A key cylinder lock according to claim (1) characterised in that one end of sliding stop pin (13) abuts a lifting pin (11) biased by the resilient member (10) set in the second barrel (5) of key cylinder (2); and
the other end of the sliding stop pin (13) cooperates with a restraining plug (12) set inside the fixed block (7);
such that in the case of the first a first cylinder body (1) being broken off from the remainder of the key cylinder, the restraining plug (12) is released, allowing the resilient member (10) and lifting pin (11) to move the sliding stop pin (13) into the second position.
A key cylinder lock according to either previous claim characterised in that the sliding stop pin (13) is housed in an eccentric position from the axis of rotation of the unlocking cam (6).

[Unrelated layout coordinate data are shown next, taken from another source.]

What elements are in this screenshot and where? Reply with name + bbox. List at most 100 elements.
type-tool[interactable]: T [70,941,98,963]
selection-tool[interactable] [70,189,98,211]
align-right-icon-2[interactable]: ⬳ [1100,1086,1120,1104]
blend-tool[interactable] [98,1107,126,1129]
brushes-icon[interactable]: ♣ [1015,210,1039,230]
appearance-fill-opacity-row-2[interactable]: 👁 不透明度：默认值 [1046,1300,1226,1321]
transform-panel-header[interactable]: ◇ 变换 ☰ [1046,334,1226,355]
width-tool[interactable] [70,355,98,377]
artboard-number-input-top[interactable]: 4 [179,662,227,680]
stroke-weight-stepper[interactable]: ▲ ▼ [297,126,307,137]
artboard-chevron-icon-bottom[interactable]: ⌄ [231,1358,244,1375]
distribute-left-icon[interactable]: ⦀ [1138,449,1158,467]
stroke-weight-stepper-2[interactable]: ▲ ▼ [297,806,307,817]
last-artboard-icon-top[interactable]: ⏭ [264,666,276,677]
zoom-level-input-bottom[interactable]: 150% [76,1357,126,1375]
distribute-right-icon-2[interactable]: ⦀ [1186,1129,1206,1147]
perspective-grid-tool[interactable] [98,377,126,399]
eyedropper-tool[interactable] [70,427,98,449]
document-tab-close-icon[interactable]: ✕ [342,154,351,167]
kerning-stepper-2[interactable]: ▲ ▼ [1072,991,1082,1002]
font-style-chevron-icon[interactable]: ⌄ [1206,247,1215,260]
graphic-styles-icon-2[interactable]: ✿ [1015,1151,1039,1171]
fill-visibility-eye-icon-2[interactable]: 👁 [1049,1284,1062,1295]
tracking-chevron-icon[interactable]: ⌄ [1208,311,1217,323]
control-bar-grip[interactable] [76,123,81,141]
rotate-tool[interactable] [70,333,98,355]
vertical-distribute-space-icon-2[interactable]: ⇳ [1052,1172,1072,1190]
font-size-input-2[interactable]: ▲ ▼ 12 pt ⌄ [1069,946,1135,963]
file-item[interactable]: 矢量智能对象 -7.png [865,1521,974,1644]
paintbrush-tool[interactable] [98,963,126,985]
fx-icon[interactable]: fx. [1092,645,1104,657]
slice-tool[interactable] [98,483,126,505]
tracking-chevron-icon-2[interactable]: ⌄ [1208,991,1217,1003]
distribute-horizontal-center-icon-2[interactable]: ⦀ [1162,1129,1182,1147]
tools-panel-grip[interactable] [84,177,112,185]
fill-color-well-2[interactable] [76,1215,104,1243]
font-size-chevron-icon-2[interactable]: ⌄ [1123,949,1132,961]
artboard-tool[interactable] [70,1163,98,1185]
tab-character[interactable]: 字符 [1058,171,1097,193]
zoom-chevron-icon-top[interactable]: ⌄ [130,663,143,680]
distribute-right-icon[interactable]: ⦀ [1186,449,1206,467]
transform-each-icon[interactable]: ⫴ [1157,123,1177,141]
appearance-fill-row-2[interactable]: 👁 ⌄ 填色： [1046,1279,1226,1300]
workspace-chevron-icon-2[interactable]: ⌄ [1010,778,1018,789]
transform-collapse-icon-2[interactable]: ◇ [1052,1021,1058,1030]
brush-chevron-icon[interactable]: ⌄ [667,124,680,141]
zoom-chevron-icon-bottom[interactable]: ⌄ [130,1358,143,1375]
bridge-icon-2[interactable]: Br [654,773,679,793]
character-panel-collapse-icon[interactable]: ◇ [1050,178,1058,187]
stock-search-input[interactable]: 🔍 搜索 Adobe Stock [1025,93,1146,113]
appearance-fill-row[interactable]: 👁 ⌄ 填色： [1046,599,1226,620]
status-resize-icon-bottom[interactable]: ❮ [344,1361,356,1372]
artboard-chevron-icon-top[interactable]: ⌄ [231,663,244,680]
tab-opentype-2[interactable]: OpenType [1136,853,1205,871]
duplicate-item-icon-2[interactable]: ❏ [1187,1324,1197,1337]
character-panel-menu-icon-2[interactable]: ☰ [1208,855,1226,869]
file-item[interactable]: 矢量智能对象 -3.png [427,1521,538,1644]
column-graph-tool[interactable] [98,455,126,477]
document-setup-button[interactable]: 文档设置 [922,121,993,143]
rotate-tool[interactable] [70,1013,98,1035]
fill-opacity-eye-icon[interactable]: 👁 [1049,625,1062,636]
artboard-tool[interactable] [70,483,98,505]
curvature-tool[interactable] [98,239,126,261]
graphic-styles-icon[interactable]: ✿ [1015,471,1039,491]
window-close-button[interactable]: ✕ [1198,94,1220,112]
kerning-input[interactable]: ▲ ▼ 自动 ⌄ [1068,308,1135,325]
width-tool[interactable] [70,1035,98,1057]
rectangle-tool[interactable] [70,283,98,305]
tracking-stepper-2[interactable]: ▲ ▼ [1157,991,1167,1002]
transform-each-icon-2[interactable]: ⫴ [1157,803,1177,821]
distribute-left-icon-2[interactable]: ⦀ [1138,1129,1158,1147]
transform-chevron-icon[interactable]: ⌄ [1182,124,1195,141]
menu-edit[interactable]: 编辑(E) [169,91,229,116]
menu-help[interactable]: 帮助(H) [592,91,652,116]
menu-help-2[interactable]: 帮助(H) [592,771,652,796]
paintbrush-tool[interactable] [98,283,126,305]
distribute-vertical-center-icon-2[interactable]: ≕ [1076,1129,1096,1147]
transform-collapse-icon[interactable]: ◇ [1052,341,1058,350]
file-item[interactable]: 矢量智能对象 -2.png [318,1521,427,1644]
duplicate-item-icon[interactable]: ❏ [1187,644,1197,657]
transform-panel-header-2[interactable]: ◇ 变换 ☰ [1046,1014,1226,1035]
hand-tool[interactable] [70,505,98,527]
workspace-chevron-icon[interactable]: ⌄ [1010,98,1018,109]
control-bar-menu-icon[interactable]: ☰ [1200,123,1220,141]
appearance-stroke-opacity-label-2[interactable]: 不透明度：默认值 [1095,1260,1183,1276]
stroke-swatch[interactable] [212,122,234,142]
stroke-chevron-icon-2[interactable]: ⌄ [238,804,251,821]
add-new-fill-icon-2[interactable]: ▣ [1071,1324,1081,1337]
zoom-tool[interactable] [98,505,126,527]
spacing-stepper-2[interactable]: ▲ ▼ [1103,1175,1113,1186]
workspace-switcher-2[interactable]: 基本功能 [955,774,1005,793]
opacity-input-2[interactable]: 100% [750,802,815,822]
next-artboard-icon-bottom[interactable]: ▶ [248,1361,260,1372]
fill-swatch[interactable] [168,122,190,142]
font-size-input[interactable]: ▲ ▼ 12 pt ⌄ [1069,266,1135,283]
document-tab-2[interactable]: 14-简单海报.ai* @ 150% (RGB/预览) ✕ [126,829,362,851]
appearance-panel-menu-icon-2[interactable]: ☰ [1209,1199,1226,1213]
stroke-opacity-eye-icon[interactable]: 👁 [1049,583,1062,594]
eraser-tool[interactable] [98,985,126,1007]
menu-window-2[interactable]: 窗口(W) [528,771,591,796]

A key cylinder lock according to any previous claim characterised in that the sliding stop pin (13) features at least one circumferential groove (14); and
the unlocking cam (6) features at least one lock-stopping channel (15) formed in a radial direction in the unlocking cam (6), the lock-stopping channel (15) being equipped with a lock-stopping resilient member (16) and a lock shotpin (17);
such that on the movement of the sliding stop pin (13) from the first position, the lock shotpin (17) engages with the lock-stopping channel (15) and constrains the sliding stop pin (13) in the second position.
A key cylinder lock according to any previous claim characterised in that the sides of walls of the fixed block (7) feature one or more limit lugs (18) which constrain the axial movement of the fixed block (7) relative to the key cylinder.
A key cylinder lock according to any previous claim characterised in that the ends of the first driving shaft and/or the second driving shaft (9) feature convex cam profiles (19) which engage the unlocking cam (6).
A key cylinder lock according to any previous claim characterised in that the ends of the first driving shaft and/or the second driving shaft (9) feature convex profiles which engage with the first barrel (4) and/or second barrel.